In March, the National Basketball Association’s season was dramatically postponed once Utah Jazz center Rudy Gobert tested positive for the virus. NBA commissioner, Adam Silver, postponed and shut down the entire season, which would not begin again until July 28.

The NBA player’s association and front offices were able to discuss fast testing for COVID-19  and explore different ways to conclude the season. According to, Silver first introduced the idea of a ‘bubble’ on May 8, when he discussed the idea of centralizing the league in the two cities of Orlando and Las Vegas. 

On June 3, the 22-team bubble format was approved. The NBA decided to create the bubble in Orlando’s ESPN Wide World of Sports Complex. From July to Oct., the NBA played games to determine the champion. Through the final regular-season games into the dramatic playoffs, the Los Angeles Lakers were able to take the trophy and win it all. Basketball legend LeBron James won his fourth NBA Championship. Anthony Davis earned his first championship, after being traded from the New Orleans Pelicans in the offseason. 

In the end, the Lakers dedicated their championship to the late Kobe Bryant. 

Major League Baseball also played through the pandemic, though instead of the normal 162 games, teams played a reduced 60 game schedule.

The MLB did not implement the bubble strategy to help contain the possible spread of the Coronavirus, and while they were able to finish the season, according to, 26 of the 30 total MLB teams recorded at least one positive test result at some point throughout the season. 

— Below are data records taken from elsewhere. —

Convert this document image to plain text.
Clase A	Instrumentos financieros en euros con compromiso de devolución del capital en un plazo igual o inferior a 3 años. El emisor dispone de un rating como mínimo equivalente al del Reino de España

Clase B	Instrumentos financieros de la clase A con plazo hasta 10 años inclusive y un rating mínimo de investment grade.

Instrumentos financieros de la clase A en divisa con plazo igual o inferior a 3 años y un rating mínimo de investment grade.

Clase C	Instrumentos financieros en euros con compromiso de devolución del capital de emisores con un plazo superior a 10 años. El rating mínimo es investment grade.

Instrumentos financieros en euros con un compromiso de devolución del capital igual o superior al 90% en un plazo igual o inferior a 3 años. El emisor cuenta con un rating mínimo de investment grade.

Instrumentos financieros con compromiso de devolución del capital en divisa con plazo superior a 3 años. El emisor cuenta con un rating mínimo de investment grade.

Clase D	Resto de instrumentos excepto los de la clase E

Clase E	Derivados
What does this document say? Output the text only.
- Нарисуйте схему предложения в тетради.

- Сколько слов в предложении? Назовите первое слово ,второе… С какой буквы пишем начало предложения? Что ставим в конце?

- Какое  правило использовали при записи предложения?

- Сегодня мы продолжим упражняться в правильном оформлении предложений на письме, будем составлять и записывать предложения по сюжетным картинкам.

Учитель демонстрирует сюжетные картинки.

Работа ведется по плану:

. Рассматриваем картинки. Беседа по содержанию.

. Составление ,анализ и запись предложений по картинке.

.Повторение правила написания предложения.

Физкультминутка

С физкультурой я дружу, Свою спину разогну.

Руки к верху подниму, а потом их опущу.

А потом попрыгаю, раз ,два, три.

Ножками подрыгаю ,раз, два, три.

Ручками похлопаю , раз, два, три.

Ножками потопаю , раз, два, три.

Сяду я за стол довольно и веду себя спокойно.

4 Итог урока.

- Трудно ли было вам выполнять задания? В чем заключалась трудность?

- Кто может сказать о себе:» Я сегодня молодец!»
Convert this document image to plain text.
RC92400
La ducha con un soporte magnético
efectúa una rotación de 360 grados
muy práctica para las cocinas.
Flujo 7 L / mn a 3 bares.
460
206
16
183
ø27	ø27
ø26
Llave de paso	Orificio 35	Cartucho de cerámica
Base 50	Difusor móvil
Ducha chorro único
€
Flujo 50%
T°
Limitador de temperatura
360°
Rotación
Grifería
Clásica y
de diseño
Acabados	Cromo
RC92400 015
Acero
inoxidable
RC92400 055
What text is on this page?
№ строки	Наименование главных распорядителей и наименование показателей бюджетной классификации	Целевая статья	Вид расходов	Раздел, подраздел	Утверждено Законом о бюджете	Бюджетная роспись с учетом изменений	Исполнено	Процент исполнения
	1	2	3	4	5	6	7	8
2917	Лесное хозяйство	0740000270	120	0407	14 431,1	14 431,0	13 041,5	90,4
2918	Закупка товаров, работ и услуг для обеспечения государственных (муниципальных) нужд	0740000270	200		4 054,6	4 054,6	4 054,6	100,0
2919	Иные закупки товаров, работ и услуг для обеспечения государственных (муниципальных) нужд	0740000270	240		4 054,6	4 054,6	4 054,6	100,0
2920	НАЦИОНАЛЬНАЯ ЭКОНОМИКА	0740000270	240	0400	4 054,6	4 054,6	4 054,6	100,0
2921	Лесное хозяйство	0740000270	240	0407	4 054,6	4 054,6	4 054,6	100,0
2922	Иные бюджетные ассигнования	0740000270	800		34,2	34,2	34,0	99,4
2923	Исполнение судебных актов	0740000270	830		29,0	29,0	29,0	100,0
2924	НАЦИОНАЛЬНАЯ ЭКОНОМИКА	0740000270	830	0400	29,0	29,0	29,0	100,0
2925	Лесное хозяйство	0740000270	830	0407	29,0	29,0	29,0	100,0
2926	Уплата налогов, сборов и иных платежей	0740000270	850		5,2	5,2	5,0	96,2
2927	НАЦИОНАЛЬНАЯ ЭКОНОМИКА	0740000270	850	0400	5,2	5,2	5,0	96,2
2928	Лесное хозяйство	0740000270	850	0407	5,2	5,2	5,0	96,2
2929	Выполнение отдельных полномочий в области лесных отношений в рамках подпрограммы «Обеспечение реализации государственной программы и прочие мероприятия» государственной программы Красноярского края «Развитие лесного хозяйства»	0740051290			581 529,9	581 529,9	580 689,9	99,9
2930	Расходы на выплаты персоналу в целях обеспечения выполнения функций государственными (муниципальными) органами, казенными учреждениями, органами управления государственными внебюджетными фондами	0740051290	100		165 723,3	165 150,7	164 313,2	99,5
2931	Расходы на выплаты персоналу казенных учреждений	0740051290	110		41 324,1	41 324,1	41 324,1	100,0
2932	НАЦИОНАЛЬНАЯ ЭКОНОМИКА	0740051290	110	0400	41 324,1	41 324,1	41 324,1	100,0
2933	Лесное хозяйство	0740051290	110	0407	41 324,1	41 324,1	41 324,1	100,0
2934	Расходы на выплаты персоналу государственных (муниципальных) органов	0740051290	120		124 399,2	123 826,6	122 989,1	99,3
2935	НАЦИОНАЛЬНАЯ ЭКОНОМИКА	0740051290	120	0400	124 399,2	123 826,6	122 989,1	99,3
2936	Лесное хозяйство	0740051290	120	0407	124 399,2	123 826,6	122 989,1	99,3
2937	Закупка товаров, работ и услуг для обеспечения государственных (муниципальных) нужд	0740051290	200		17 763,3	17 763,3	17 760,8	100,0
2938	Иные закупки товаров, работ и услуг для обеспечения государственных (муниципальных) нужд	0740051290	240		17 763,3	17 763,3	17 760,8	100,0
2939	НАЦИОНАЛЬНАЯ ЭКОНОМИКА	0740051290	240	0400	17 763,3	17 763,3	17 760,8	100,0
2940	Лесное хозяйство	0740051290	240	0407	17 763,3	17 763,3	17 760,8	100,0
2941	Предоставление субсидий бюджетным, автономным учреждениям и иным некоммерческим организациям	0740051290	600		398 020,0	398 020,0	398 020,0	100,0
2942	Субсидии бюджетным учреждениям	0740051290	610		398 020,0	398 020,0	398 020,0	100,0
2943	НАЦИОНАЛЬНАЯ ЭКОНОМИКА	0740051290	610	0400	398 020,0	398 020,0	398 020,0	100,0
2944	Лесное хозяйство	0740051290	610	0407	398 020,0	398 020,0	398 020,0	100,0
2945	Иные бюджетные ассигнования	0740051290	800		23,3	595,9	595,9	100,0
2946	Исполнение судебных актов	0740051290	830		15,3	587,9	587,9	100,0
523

Though there was no bubble in the regular season, the MLB front office created one for the 16-team playoff bracket. This bubble included games in Los Angeles and San Diego, California for the American League conference and games in Arlington and Houston, Texas for the National League.  

The virus did not stifle the playoffs, which left the Tampa Bay Rays and the Los Angeles Dodgers squaring off in the World Series. The Dodgers were able to win the series in six games with stellar performances from outfielder Mookie Betts and pitcher Clayton Kershaw.  

The National Hockey League implemented a playoff-bubble in which the 24 top teams played in Toronto, Canada. The Tampa Bay Lightning were able to win the Stanley Cup Trophy, defeating the Dallas Stars in six games. 

The National Football League did not face many issues in the early stages of the COVID-19 pandemic, as it was the offseason, but the NFL Draft in April was held virtually due to the virus. In Week 11 of the NFL season, fans have seen the impact of COVID-19 on the games. 

Numerous players, coaches and NFL staff members have tested positive for the virus, yet the NFL continues to work through and remain flexible through the challenging times. The NFL implanted new rules in the wake of the virus, including adding the Covid/Reserve list, a list of close contacts on a team that has been deemed as ineligible to play for close contact with players who have tested positive. The NFL will most likely crown a champion in February, but fans will have to wait and see. 

Even with the virus, the sports world continues to move on at a somewhat normal pace. Although athletes and leagues face unprecedented challenges, the show must go on for these professionals as they continue through these crazy difficult times.